Au Ghana, la transformation du cacao se heurte à plusieurs problèmes : faible demande locale pour les produits à base de cacao – bien que la donne soit en train de changer doucement –, frais de fabrication généralement assez élevés et droits tarifaires croissants pour les produits semi-finis importés d’Europe. Pour cette raison, les autorités ghanéennes ont pris ces dernières années une série d’initiatives visant à développer une industrie locale de traitement du cacao, notamment via l’adoption de mesures incitatives comme la suppression des taxes à l’import sur les machines et autres matériels d’usinage, l’instauration d’un moratoire de 10 ans pour l’impôt sur les sociétés, et la vente des fèves de la petite récolte avec un rabais de 20 % aux entreprises broyant ces fèves au Ghana… 
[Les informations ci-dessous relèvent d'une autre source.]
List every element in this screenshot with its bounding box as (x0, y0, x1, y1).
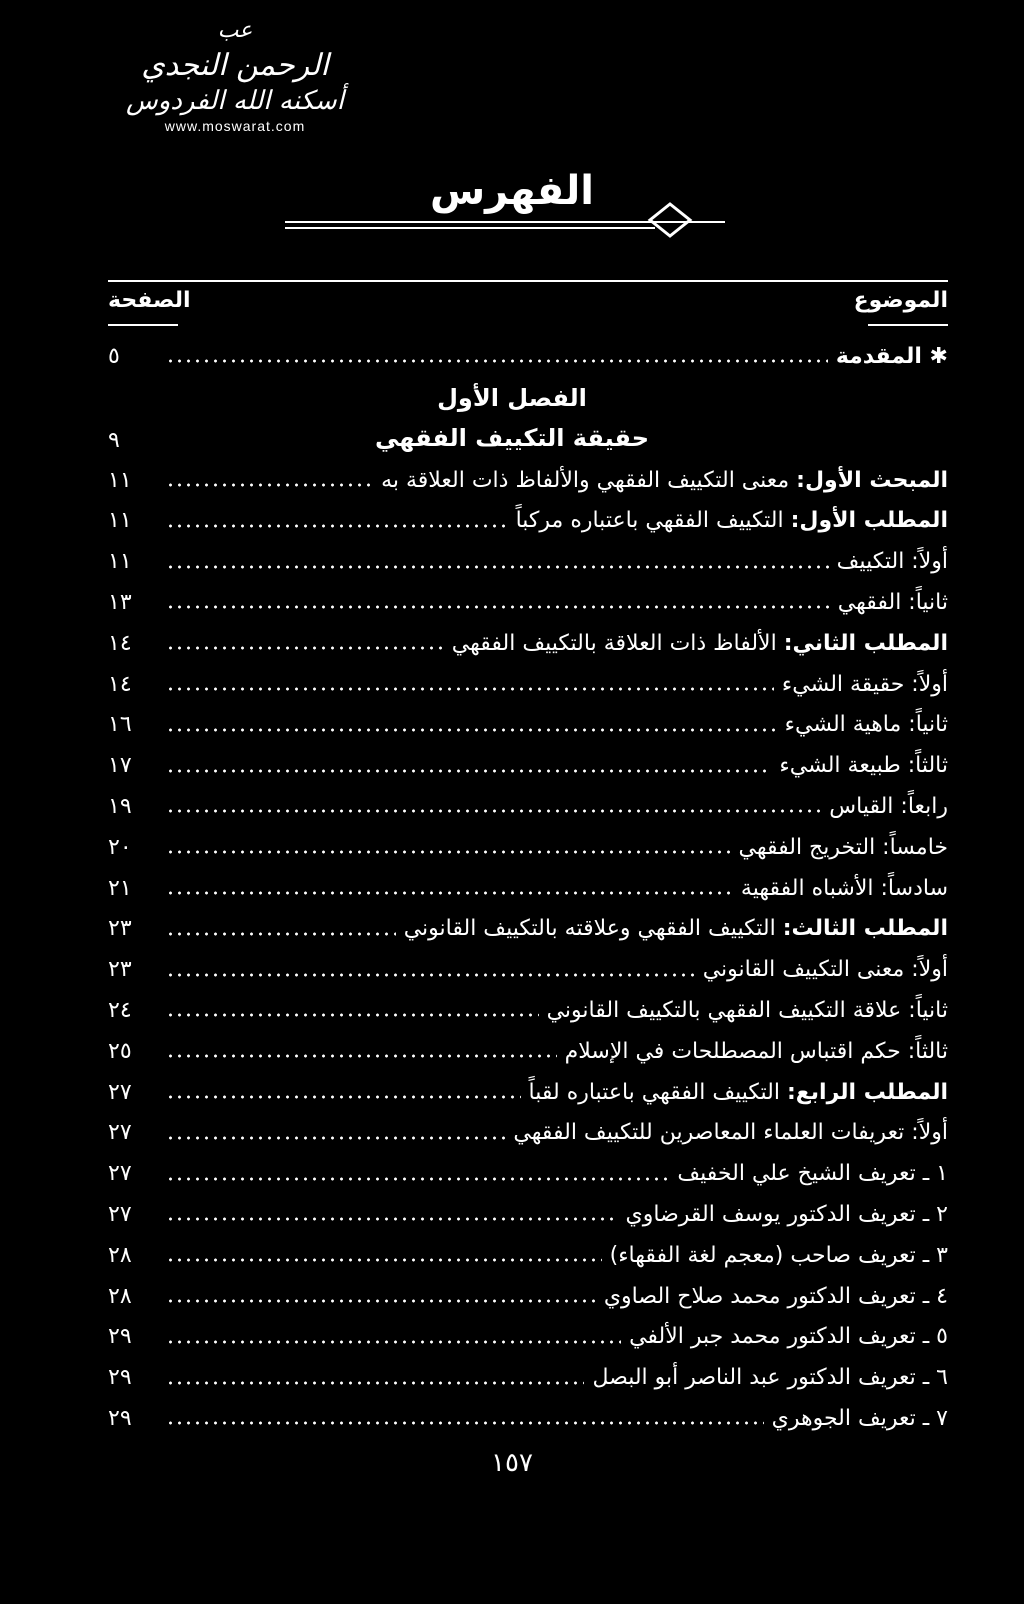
toc-entry[interactable] (108, 746, 948, 786)
toc-entry-title (772, 1406, 948, 1431)
toc-entry-heading: المطلب الثاني: (783, 630, 948, 656)
toc-page-number: ٥ (108, 343, 120, 369)
dot-leader (166, 1258, 602, 1262)
toc-entry-intro[interactable] (108, 336, 948, 376)
toc-entry-text: ٥ ـ تعريف الدكتور محمد جبر الألفي (629, 1324, 948, 1350)
toc-entry[interactable] (108, 1031, 948, 1071)
toc-page-number: ١٤ (108, 671, 132, 697)
toc-entry-title (785, 712, 948, 737)
toc-page-number: ٢٧ (108, 1161, 132, 1187)
toc-entry-text: التكييف الفقهي باعتباره مركباً (515, 508, 791, 534)
toc-entry-title (626, 1202, 948, 1227)
toc-entry-text: ثانياً: ماهية الشيء (784, 712, 948, 738)
toc-entry-title (529, 1080, 948, 1105)
toc-entry-title (629, 1324, 948, 1349)
toc-entry-title (610, 1243, 948, 1268)
toc-page-number: ٢٠ (108, 834, 132, 860)
toc-entry[interactable] (108, 542, 948, 582)
toc-entry-text: معنى التكييف الفقهي والألفاظ ذات العلاقة به (381, 467, 797, 493)
chapter-subtitle: حقيقة التكييف الفقهي (375, 424, 649, 452)
logo-line-3: أسكنه الله الفردوس (126, 86, 344, 116)
toc-entry-text: الألفاظ ذات العلاقة بالتكييف الفقهي (451, 630, 784, 656)
toc-entry-text: ٢ ـ تعريف الدكتور يوسف القرضاوي (625, 1201, 948, 1227)
toc-entry[interactable] (108, 1072, 948, 1112)
chapter-page-number: ٩ (108, 428, 120, 453)
toc-entry-text: ١ ـ تعريف الشيخ علي الخفيف (677, 1161, 948, 1187)
toc-entry-heading: المطلب الأول: (790, 508, 948, 534)
page-title: الفهرس (429, 168, 594, 214)
toc-page-number: ١٩ (108, 793, 132, 819)
toc-entry[interactable] (108, 1194, 948, 1234)
folio-number: ١٥٧ (491, 1448, 533, 1478)
dot-leader (166, 973, 695, 977)
toc-entry-title (741, 876, 948, 901)
toc-entry[interactable] (108, 868, 948, 908)
toc-page-number: ٢٩ (108, 1405, 132, 1431)
toc-entry-text: أولاً: معنى التكييف القانوني (702, 957, 948, 983)
dot-leader (166, 850, 731, 854)
toc-page-number: ١٣ (108, 589, 132, 615)
toc-entry-title (677, 1161, 948, 1186)
dot-leader (166, 605, 830, 609)
toc-entry-text: خامساً: التخريج الفقهي (738, 834, 948, 860)
toc-page-number: ١٤ (108, 630, 132, 656)
toc-entry[interactable] (108, 1113, 948, 1153)
dot-leader (166, 483, 373, 487)
dot-leader (166, 809, 821, 813)
dot-leader (166, 1299, 596, 1303)
logo-line-1: عب (217, 18, 253, 43)
toc-page-number: ٢٨ (108, 1242, 132, 1268)
toc-entry-text: ثالثاً: حكم اقتباس المصطلحات في الإسلام (564, 1038, 948, 1064)
logo-url[interactable]: www.moswarat.com (164, 118, 306, 134)
toc-page-number: ٢٤ (108, 997, 132, 1023)
logo-line-2: الرحمن النجدي (141, 48, 329, 83)
toc-entry-title (837, 549, 948, 574)
page-column-header: الصفحة (108, 288, 191, 313)
toc-entry[interactable] (108, 1398, 948, 1438)
toc-entry-text: أولاً: تعريفات العلماء المعاصرين للتكييف الفقهي (513, 1120, 948, 1146)
dot-leader (166, 1340, 621, 1344)
dot-leader (166, 891, 733, 895)
toc-entry[interactable] (108, 1358, 948, 1398)
toc-entry[interactable] (108, 827, 948, 867)
dot-leader (166, 646, 444, 650)
toc-page-number: ٢٧ (108, 1201, 132, 1227)
dot-leader (166, 932, 396, 936)
toc-page-number: ٢٩ (108, 1324, 132, 1350)
toc-page-number: ٢١ (108, 875, 132, 901)
toc-entry-title (452, 631, 948, 656)
dot-leader (166, 687, 774, 691)
toc-page-number: ١٦ (108, 712, 132, 738)
toc-entry[interactable] (108, 460, 948, 500)
toc-entry-heading: المطلب الرابع: (786, 1079, 948, 1105)
topic-column-underline (868, 324, 948, 326)
toc-entry[interactable] (108, 501, 948, 541)
toc-entry-text: ٦ ـ تعريف الدكتور عبد الناصر أبو البصل (592, 1365, 948, 1391)
toc-page-number: ٢٧ (108, 1079, 132, 1105)
toc-entry-text: التكييف الفقهي وعلاقته بالتكييف القانوني (403, 916, 783, 942)
page-column-underline (108, 324, 178, 326)
toc-entry[interactable] (108, 664, 948, 704)
toc-entry[interactable] (108, 705, 948, 745)
toc-entry-title (703, 957, 948, 982)
toc-entry-label: ✱ المقدمة (835, 343, 948, 369)
toc-entry-heading: المبحث الأول: (796, 467, 948, 493)
toc-page-number: ١١ (108, 467, 132, 493)
toc-page-number: ٢٥ (108, 1038, 132, 1064)
toc-entry-title (829, 794, 948, 819)
topic-column-header: الموضوع (853, 288, 948, 313)
toc-entry-title (547, 998, 948, 1023)
toc-entry-text: أولاً: التكييف (836, 549, 948, 575)
toc-entry-text: ٧ ـ تعريف الجوهري (771, 1405, 948, 1431)
toc-page-number: ٢٩ (108, 1365, 132, 1391)
toc-entry-text: ثالثاً: طبيعة الشيء (779, 753, 948, 779)
toc-entry-text: رابعاً: القياس (829, 793, 948, 819)
toc-page-number: ٢٨ (108, 1283, 132, 1309)
title-ornament (285, 200, 725, 240)
header-rule (108, 280, 948, 282)
toc-page-number: ٢٧ (108, 1120, 132, 1146)
toc-entry-text: ٤ ـ تعريف الدكتور محمد صلاح الصاوي (603, 1283, 948, 1309)
toc-entry-title (739, 835, 948, 860)
dot-leader (166, 359, 828, 363)
toc-entry[interactable] (108, 1317, 948, 1357)
toc-entry-text: سادساً: الأشباه الفقهية (740, 875, 948, 901)
dot-leader (166, 1381, 584, 1385)
toc-entry-title (513, 1120, 948, 1145)
toc-entry-title (404, 916, 948, 941)
toc-entry-title (516, 508, 948, 533)
toc-page-number: ١٧ (108, 753, 132, 779)
toc-entry[interactable] (108, 623, 948, 663)
toc-entry-text: ثانياً: علاقة التكييف الفقهي بالتكييف القانوني (546, 997, 948, 1023)
publisher-logo (110, 10, 360, 140)
toc-entry-heading: المطلب الثالث: (782, 916, 948, 942)
dot-leader (166, 1095, 521, 1099)
toc-page-number: ١١ (108, 508, 132, 534)
toc-page-number: ١١ (108, 549, 132, 575)
toc-entry[interactable] (108, 909, 948, 949)
toc-entry-title (381, 468, 948, 493)
toc-entry[interactable] (108, 950, 948, 990)
dot-leader (166, 565, 829, 569)
toc-entry[interactable] (108, 582, 948, 622)
toc-entry-title (779, 753, 948, 778)
dot-leader (166, 728, 777, 732)
toc-entry-title (604, 1284, 948, 1309)
toc-entry[interactable] (108, 1154, 948, 1194)
toc-entry[interactable] (108, 990, 948, 1030)
toc-entry-title (565, 1039, 948, 1064)
dot-leader (166, 1217, 618, 1221)
toc-entry-text: ثانياً: الفقهي (837, 589, 948, 615)
chapter-heading: الفصل الأول (437, 384, 587, 412)
dot-leader (166, 1054, 557, 1058)
dot-leader (166, 1013, 539, 1017)
toc-page-number: ٢٣ (108, 957, 132, 983)
dot-leader (166, 1136, 505, 1140)
toc-entry-text: أولاً: حقيقة الشيء (781, 671, 948, 697)
dot-leader (166, 524, 508, 528)
dot-leader (166, 769, 771, 773)
toc-entry-title (838, 590, 948, 615)
toc-entry[interactable] (108, 1276, 948, 1316)
toc-entry[interactable] (108, 1235, 948, 1275)
toc-entry-title (782, 672, 948, 697)
toc-entry-text: ٣ ـ تعريف صاحب (معجم لغة الفقهاء) (609, 1242, 948, 1268)
toc-entry[interactable] (108, 786, 948, 826)
toc-page-number: ٢٣ (108, 916, 132, 942)
dot-leader (166, 1177, 669, 1181)
dot-leader (166, 1421, 764, 1425)
toc-entry-text: التكييف الفقهي باعتباره لقباً (528, 1079, 787, 1105)
toc-entry-title (592, 1365, 948, 1390)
Le Ghana a par ailleurs décidé de s’associer à la Chine afin de booster la transformation locale. En novembre 2018, le pays a ainsi signé un protocole d’accord avec la China National Complete Engineering Corp. À la clé, des prêts équivalant à 1,5 milliard US$ pour doper la production et le traitement du cacao. Selon le site B&FT Online, spécialisé dans les matières premières, Ghanéens et Chinois vont également construire une méga usine de transformation dans le district de Sefwi-Wiawso à l’ouest du pays. Coût de ce projet : 60 millions US$ dont 35 financés par la Banque d’exportation et d’importation de Chine, pour un objectif de 450 000 tonnes de cacao traitées. Si le Ghana parvient à atteindre ce ratio ultra ambitieux, son taux de transformation passera de 30 à 80 %.